A Visit from Craig Robertson

Many thanks to Morag Moffat for this excellent résumé of Craig Robertson’s visit to Erskine Writers on Tuesday, 22nd January.

We travelled from Ground Zero to Death Row, from India to Kilmarnock, from the Faroes to Robin House in Balloch as Craig Robertson, now a full-time crime writer, regaled us with stories of his twenty years as reporter with The Sunday Post.

It was moving to hear Craig talk about the “good bits” of his career: fund raising via the Post to help build a second Children’s Hospice, distributing polio drops with the Rotary in India, interviewing a family some months after 9/11 and feeling that they had been helped to talk openly to each other about their loss for the first time.

We also laughed a lot as Craig told us about some of the “bad bits” or journalistic blunders: the dictaphone which did not record an interview with John Major, the mix-up between Iraq and Iran, and the confusion as to whether it was advised to put babies to sleep on their stomachs or on their backs.

Craig was generous with his tips about what makes a good newspaper article.

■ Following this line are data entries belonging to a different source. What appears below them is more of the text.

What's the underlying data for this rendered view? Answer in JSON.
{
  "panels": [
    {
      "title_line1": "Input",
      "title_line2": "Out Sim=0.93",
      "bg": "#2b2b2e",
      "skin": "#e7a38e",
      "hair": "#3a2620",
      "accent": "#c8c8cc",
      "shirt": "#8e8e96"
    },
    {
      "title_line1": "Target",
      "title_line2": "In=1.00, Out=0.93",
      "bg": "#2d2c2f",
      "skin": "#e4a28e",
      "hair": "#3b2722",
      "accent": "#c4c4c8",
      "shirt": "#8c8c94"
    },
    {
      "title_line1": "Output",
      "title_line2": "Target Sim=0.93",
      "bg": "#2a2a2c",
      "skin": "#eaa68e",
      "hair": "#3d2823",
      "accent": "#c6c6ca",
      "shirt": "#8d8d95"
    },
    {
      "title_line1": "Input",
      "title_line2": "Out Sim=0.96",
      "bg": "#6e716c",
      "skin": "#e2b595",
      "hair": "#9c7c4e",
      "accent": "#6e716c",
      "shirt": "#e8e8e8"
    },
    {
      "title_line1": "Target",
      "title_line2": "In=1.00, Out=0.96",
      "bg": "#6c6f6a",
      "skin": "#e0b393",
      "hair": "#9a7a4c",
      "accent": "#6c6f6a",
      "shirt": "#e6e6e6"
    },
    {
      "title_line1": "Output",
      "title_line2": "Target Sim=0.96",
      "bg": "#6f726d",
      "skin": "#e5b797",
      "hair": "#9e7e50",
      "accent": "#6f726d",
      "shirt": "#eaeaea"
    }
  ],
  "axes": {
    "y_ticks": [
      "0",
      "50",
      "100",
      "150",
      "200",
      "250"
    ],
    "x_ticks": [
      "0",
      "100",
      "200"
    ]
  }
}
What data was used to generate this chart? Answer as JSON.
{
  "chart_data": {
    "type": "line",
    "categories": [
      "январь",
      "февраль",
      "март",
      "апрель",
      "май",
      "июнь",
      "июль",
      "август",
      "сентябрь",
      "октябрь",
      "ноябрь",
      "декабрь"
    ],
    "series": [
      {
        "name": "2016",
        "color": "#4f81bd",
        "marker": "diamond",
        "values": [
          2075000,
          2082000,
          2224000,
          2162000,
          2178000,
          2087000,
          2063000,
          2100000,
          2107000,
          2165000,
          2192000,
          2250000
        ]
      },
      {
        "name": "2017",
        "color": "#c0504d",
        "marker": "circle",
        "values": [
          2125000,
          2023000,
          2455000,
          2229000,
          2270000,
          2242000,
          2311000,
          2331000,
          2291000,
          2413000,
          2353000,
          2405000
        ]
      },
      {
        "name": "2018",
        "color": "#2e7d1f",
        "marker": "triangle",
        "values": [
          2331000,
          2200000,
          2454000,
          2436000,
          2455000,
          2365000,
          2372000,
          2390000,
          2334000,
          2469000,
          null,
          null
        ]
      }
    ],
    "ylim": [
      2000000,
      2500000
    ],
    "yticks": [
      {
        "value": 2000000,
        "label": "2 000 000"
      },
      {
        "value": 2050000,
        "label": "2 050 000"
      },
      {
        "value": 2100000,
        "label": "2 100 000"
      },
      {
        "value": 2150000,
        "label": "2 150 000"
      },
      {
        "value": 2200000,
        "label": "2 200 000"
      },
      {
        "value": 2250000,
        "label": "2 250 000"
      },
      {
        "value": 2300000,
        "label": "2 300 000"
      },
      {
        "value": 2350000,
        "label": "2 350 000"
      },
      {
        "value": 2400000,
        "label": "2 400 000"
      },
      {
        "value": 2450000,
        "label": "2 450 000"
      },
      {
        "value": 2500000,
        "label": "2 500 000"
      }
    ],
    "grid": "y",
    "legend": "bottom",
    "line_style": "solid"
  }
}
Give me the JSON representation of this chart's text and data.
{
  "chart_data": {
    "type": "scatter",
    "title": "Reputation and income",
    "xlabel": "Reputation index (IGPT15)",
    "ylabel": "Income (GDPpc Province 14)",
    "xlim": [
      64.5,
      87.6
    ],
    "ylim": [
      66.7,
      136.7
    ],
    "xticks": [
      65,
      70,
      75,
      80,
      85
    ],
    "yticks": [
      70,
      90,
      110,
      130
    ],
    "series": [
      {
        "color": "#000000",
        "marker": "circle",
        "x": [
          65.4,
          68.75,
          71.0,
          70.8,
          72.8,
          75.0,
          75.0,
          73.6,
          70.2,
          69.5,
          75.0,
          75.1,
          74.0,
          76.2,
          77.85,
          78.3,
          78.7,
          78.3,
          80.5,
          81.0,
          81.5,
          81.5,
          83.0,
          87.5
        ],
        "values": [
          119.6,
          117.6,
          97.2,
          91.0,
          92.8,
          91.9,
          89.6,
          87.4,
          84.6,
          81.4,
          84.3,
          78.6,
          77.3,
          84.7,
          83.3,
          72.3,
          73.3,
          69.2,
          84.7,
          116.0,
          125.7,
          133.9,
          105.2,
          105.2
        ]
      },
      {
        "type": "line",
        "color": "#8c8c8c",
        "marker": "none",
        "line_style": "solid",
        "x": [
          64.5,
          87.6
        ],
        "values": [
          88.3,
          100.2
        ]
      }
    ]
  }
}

Among other things it must have an impact on us, it is helpful if it is timely and controversial, and it may well make us laugh, cry or cringe. Above all, journalism thrives on stories about people, such as the child with the broken leg whose appetite had appeared to improve greatly… until it was discovered he had been stuffing the uneaten food into his stookie!

At various points there was the opportunity to ask questions and Craig talked about the way in which his experience as a journalist has helped him as a crime writer. An author, just like a journalist, works to deadlines, edits carefully, does not waste words, does thorough research, finds reliable sources, and notes ideas down before they vanish forever. Craig demonstrated that he had not lost his interviewing skills when he interviewed Sandra (Alex Gray) about her forthcoming novel The Swedish Girl. A writing exercise on reducing the length of an article then tested our editing skills.

We had an entertaining and instructive meeting and at the end enjoyed the opportunity to look at, and buy if we wished, one of Craig’s gripping crime novels. A wonderful afternoon!